Future Directions: Prospective imaging-biomarker studies to validate IST signatures in vivo and trials testing tailored anticoagulation or immunomodulation for IST.

2. Novel small molecule inhibitor of GPR68 attenuates endothelial dysfunction and lung injury caused by bacterial lipopolysaccharide.

70Level VCase seriesScientific reports · 2025PMID: 41193514

The first-in-class GPR68 inhibitor OGM-8345 suppressed LPS-induced endothelial gap formation, adherens junction disassembly, hyperpermeability, NF-κB activation, and expression of ICAM-1/VCAM-1, with protective effects across macro- and microvascular lung ECs and in post-treatment settings. In vivo, OGM-8345 reduced vascular leak and inflammation in LPS-exposed mouse lungs.

Impact: Identifies GPR68 as a mechanistic driver of endothelial barrier failure in inflammatory lung injury and proposes a tractable drug target with demonstrated in vivo efficacy.

Clinical Implications: Supports development of GPR68 inhibitors as endothelial-stabilizing therapeutics for ARDS and sepsis-related lung injury, potentially complementing ventilation and anti-inflammatory care.

Key Findings

  • OGM-8345 inhibited LPS-induced GPR68 activity and prevented endothelial paracellular gap formation and adherens junction disassembly.
  • Suppressed NF-κB activation and reduced ICAM-1/VCAM-1 expression and cytokine/chemokine transcription in lung ECs.
  • Protection observed across macrovascular and microvascular lung ECs and in post-treatment models using LPS or CRX-527.
  • In vivo, OGM-8345 reduced Evans blue extravasation, BAL total protein and cells, and inflammatory gene expression in mouse lungs.

Methodological Strengths

  • Mechanistic convergence across in vitro endothelial models and in vivo lung injury.
  • Selectivity supported by lack of effect with a GPR4 inhibitor and use of post-treatment paradigms.

Limitations

  • Preclinical LPS models may not capture full complexity of human ARDS.
  • No human pharmacokinetic/safety data; potential off-target effects remain uncharacterized.

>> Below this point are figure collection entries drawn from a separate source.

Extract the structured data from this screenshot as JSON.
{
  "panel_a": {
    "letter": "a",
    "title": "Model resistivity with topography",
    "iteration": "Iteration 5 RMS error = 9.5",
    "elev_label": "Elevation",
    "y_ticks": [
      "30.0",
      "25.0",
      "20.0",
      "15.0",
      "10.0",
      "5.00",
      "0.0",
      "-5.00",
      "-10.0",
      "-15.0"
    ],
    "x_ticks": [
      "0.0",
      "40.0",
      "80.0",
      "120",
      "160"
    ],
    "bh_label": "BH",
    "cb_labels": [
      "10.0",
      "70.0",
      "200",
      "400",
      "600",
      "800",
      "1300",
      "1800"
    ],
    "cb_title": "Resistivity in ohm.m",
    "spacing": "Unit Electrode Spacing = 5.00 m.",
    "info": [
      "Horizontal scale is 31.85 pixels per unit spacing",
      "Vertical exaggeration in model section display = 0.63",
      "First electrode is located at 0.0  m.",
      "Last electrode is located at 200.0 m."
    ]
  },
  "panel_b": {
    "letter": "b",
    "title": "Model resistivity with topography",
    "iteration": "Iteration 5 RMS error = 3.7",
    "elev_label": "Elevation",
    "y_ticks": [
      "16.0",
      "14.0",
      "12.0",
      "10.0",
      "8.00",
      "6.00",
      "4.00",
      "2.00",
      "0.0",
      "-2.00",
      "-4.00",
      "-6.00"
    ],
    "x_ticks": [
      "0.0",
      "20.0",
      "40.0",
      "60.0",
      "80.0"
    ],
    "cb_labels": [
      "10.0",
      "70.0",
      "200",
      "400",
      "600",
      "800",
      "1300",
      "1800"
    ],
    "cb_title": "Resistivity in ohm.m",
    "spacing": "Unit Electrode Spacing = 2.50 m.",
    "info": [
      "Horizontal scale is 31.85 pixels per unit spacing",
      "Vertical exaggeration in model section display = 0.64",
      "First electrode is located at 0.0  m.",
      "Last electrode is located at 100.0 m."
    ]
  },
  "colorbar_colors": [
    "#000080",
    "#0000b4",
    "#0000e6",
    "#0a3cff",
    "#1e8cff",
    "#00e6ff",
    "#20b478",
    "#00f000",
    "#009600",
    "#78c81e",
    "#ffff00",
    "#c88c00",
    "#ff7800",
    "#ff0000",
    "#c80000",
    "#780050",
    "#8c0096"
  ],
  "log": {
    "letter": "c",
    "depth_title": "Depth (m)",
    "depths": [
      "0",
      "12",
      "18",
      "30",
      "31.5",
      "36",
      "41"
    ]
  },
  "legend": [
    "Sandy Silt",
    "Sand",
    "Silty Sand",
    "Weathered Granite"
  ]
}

Future Directions: Evaluate GPR68 inhibition in diverse ARDS models (infectious and sterile) and initiate translational safety/pharmacology studies toward early-phase clinical trials.

3. Plasminogen-cyclodextrin aerosol for ARDS: activity retention in simulated oxygen therapy and inflammation-triggered clot lysis.

67.5Level VCase seriesInternational journal of pharmaceutics · 2025PMID: 41192596

Complexing plasminogen with HP-β-cyclodextrin protected oxidation-prone residues, preserved >95% enzymatic activity post-nebulization under oxygen flow, and achieved lung-depositable aerosol characteristics (MMAD ~2.1 μm, FPF ~84%). The formulation lysed human clots in both urokinase-triggered and cell-activated models, supporting translational potential for ARDS fibrin burden.

Impact: Demonstrates a practical hospital-ready inhalable fibrinolytic that withstands oxygen-rich delivery, addressing a key barrier to local fibrinolysis in ARDS.

Clinical Implications: Supports development of inhaled plasminogen therapy to target alveolar fibrin in ARDS, potentially improving oxygenation while limiting systemic bleeding risk compared with systemic thrombolysis.

Key Findings

  • HP-β-CD complexation shielded oxidation-sensitive methionines, confirmed by spectroscopy and FT-IR; in silico modeling showed HP-β-CD binding near methionine residues.
  • Post-nebulization enzymatic activity under oxygen flow remained >95% with HP-β-CD vs ~57% for unprotected plasminogen.
  • Aerosol metrics favored lung deposition: MMAD ~2.1 μm and FPF ~84% via mesh nebulization.
  • Human clot lysis was achieved in both urokinase-triggered and LPS-macrophage–activated models; D-dimer confirmed fibrinolysis.

Methodological Strengths

  • Convergent validation using spectroscopy, FT-IR, and computational docking for mechanistic protection.
  • Integrated aerodynamic characterization with functional enzymatic and cell-activated clot lysis assays.

Limitations

  • No in vivo ARDS or safety data; translational efficacy in the injured lung remains untested.
  • Repurposed eye-drop formulation requires regulatory pathway and device–drug compatibility validation.

Future Directions: Evaluate safety, lung distribution, and efficacy in ARDS animal models under oxygen therapy and initiate early clinical feasibility studies.